Definition
An instrument system that computes and displays steering guidance cues on the attitude indicator, showing the pilot the pitch and bank attitudes required to fly a selected flight path. The flight director processes inputs from navigation, air data, and mode-control sources and presents the resulting commands as visual bars or a cue symbol that the pilot follows by hand-flying, or that the autopilot follows automatically when coupled.
Plain English
A guidance display that shows the pilot exactly how to position the aircraft to follow a chosen path. The pilot keeps the aircraft symbol matched to the cue, and the desired flight path is flown.
Context Anchor
Seen on the primary flight display or attitude indicator during instrument flying, especially when selecting autopilot or flight guidance modes.
Derivation
Flight director is plain English: a system that directs the flight.
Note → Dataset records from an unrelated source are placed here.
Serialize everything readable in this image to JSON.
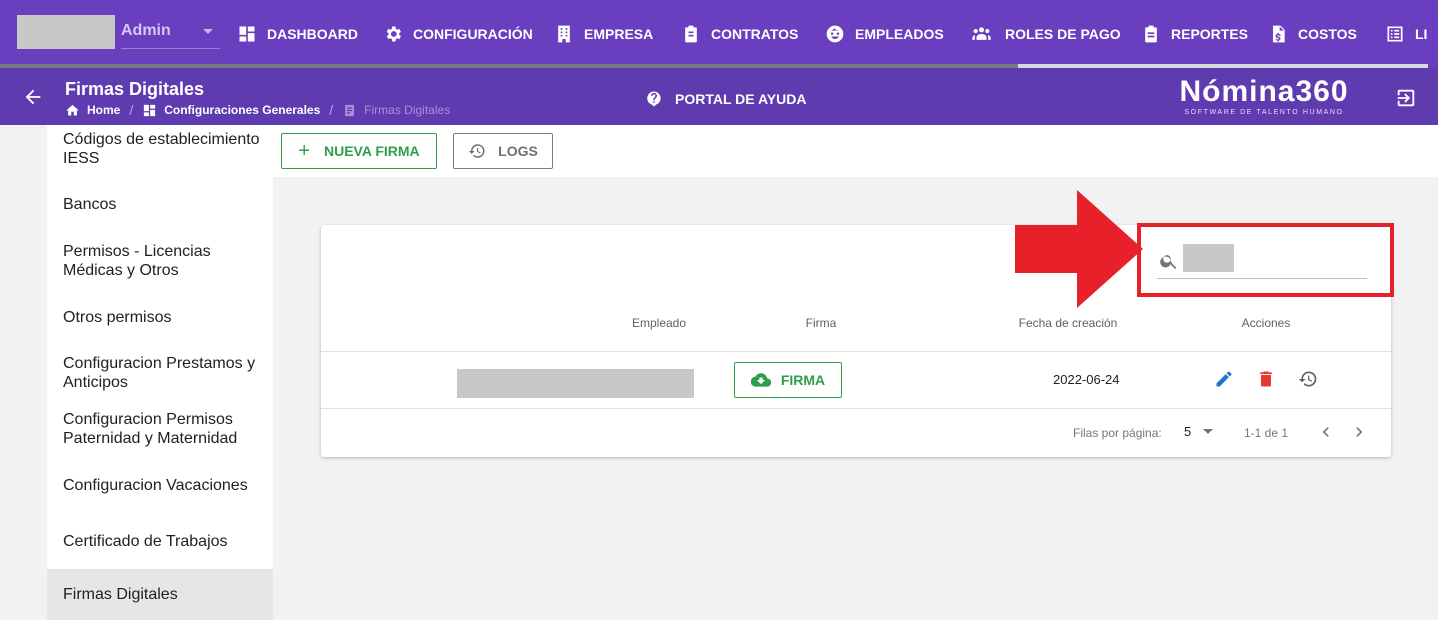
{
  "account": {
    "name": "Admin"
  },
  "nav": [
    {
      "label": "DASHBOARD",
      "icon": "dashboard-icon"
    },
    {
      "label": "CONFIGURACIÓN",
      "icon": "gear-icon"
    },
    {
      "label": "EMPRESA",
      "icon": "building-icon"
    },
    {
      "label": "CONTRATOS",
      "icon": "clipboard-icon"
    },
    {
      "label": "EMPLEADOS",
      "icon": "face-icon"
    },
    {
      "label": "ROLES DE PAGO",
      "icon": "people-icon"
    },
    {
      "label": "REPORTES",
      "icon": "report-icon"
    },
    {
      "label": "COSTOS",
      "icon": "cost-document-icon"
    },
    {
      "label": "LI",
      "icon": "list-icon"
    }
  ],
  "header": {
    "title": "Firmas Digitales",
    "breadcrumb": [
      "Home",
      "Configuraciones Generales",
      "Firmas Digitales"
    ],
    "help_label": "PORTAL DE AYUDA",
    "logo_main": "Nómina360",
    "logo_sub": "SOFTWARE DE TALENTO HUMANO"
  },
  "sidebar": {
    "items": [
      "Códigos de establecimiento IESS",
      "Bancos",
      "Permisos - Licencias Médicas y Otros",
      "Otros permisos",
      "Configuracion Prestamos y Anticipos",
      "Configuracion Permisos Paternidad y Maternidad",
      "Configuracion Vacaciones",
      "Certificado de Trabajos",
      "Firmas Digitales"
    ],
    "active": "Firmas Digitales"
  },
  "toolbar": {
    "new_label": "NUEVA FIRMA",
    "logs_label": "LOGS"
  },
  "table": {
    "search_placeholder": "",
    "columns": [
      "Empleado",
      "Firma",
      "Fecha de creación",
      "Acciones"
    ],
    "rows": [
      {
        "employee": "",
        "firma_label": "FIRMA",
        "date": "2022-06-24"
      }
    ],
    "footer": {
      "rows_per_page_label": "Filas por página:",
      "rows_per_page": "5",
      "range": "1-1 de 1"
    }
  },
  "colors": {
    "primary": "#6a3fbf",
    "subheader": "#5f3bb0",
    "success": "#2e9e4a",
    "annotation": "#e8202a"
  }
}
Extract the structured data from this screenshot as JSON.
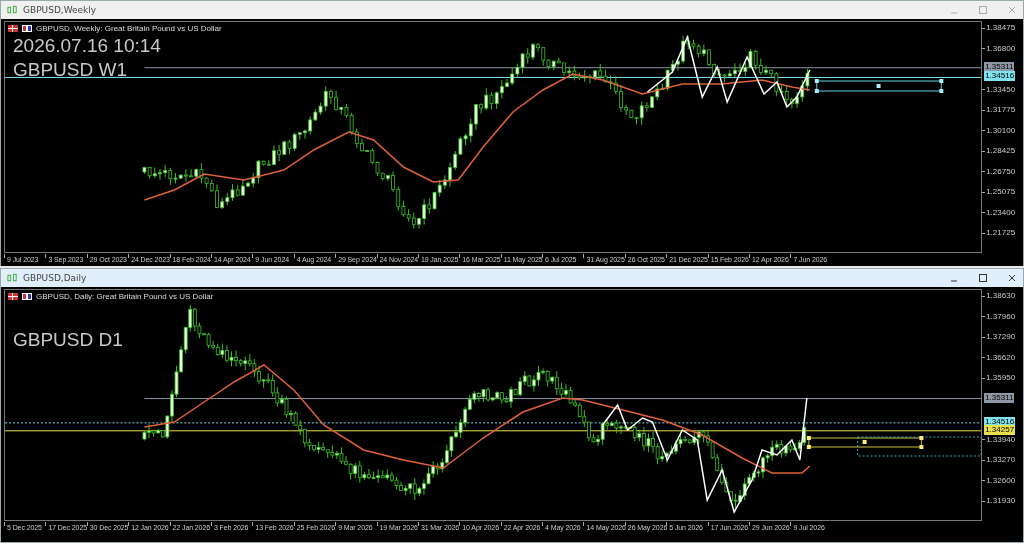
{
  "windows": [
    {
      "title": "GBPUSD,Weekly",
      "active": false,
      "header": "GBPUSD, Weekly:  Great Britain Pound vs US Dollar",
      "overlay_texts": [
        "2026.07.16 10:14",
        "GBPUSD W1"
      ],
      "price_ticks": [
        "1.38475",
        "1.36800",
        "1.33450",
        "1.31775",
        "1.30100",
        "1.28425",
        "1.26750",
        "1.25075",
        "1.23400",
        "1.21725"
      ],
      "price_tags": [
        {
          "text": "1.35311",
          "color": "#8c97a3",
          "kind": "short"
        },
        {
          "text": "1.34516",
          "color": "#7fe3ee",
          "kind": "full"
        }
      ],
      "date_labels": [
        "9 Jul 2023",
        "3 Sep 2023",
        "29 Oct 2023",
        "24 Dec 2023",
        "18 Feb 2024",
        "14 Apr 2024",
        "9 Jun 2024",
        "4 Aug 2024",
        "29 Sep 2024",
        "24 Nov 2024",
        "19 Jan 2025",
        "16 Mar 2025",
        "11 May 2025",
        "6 Jul 2025",
        "31 Aug 2025",
        "26 Oct 2025",
        "21 Dec 2025",
        "15 Feb 2026",
        "12 Apr 2026",
        "7 Jun 2026"
      ]
    },
    {
      "title": "GBPUSD,Daily",
      "active": true,
      "header": "GBPUSD, Daily:  Great Britain Pound vs US Dollar",
      "overlay_texts": [
        "GBPUSD D1"
      ],
      "price_ticks": [
        "1.38630",
        "1.37960",
        "1.37290",
        "1.36620",
        "1.35950",
        "1.33940",
        "1.33270",
        "1.32600",
        "1.31930"
      ],
      "price_tags": [
        {
          "text": "1.35311",
          "color": "#8c97a3",
          "kind": "short"
        },
        {
          "text": "1.34516",
          "color": "#7fe3ee",
          "kind": "dotted"
        },
        {
          "text": "1.34257",
          "color": "#e8e04a",
          "kind": "full"
        }
      ],
      "date_labels": [
        "5 Dec 2025",
        "17 Dec 2025",
        "30 Dec 2025",
        "12 Jan 2026",
        "22 Jan 2026",
        "3 Feb 2026",
        "13 Feb 2026",
        "25 Feb 2026",
        "9 Mar 2026",
        "19 Mar 2026",
        "31 Mar 2026",
        "10 Apr 2026",
        "22 Apr 2026",
        "4 May 2026",
        "14 May 2026",
        "26 May 2026",
        "5 Jun 2026",
        "17 Jun 2026",
        "29 Jun 2026",
        "9 Jul 2026"
      ]
    }
  ]
}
The term came into use as autopilot computers became capable of generating steering commands the pilot could either follow manually or hand off to the autopilot.
Why Pilots Care
Enables precise, low-workload tracking of instrument procedures and reduces the chance of deviating from published courses or glidepaths.
Intuition Check
FD on does not automatically mean the autopilot is on. The FD can tell you what to fly while you are still hand-flying the airplane.
Example Sentence 1
After intercepting the localizer, the pilot followed the flight director cues down to minimums.
Example Sentence 2
With the autopilot coupled to the FD, the aircraft followed the missed approach procedure automatically.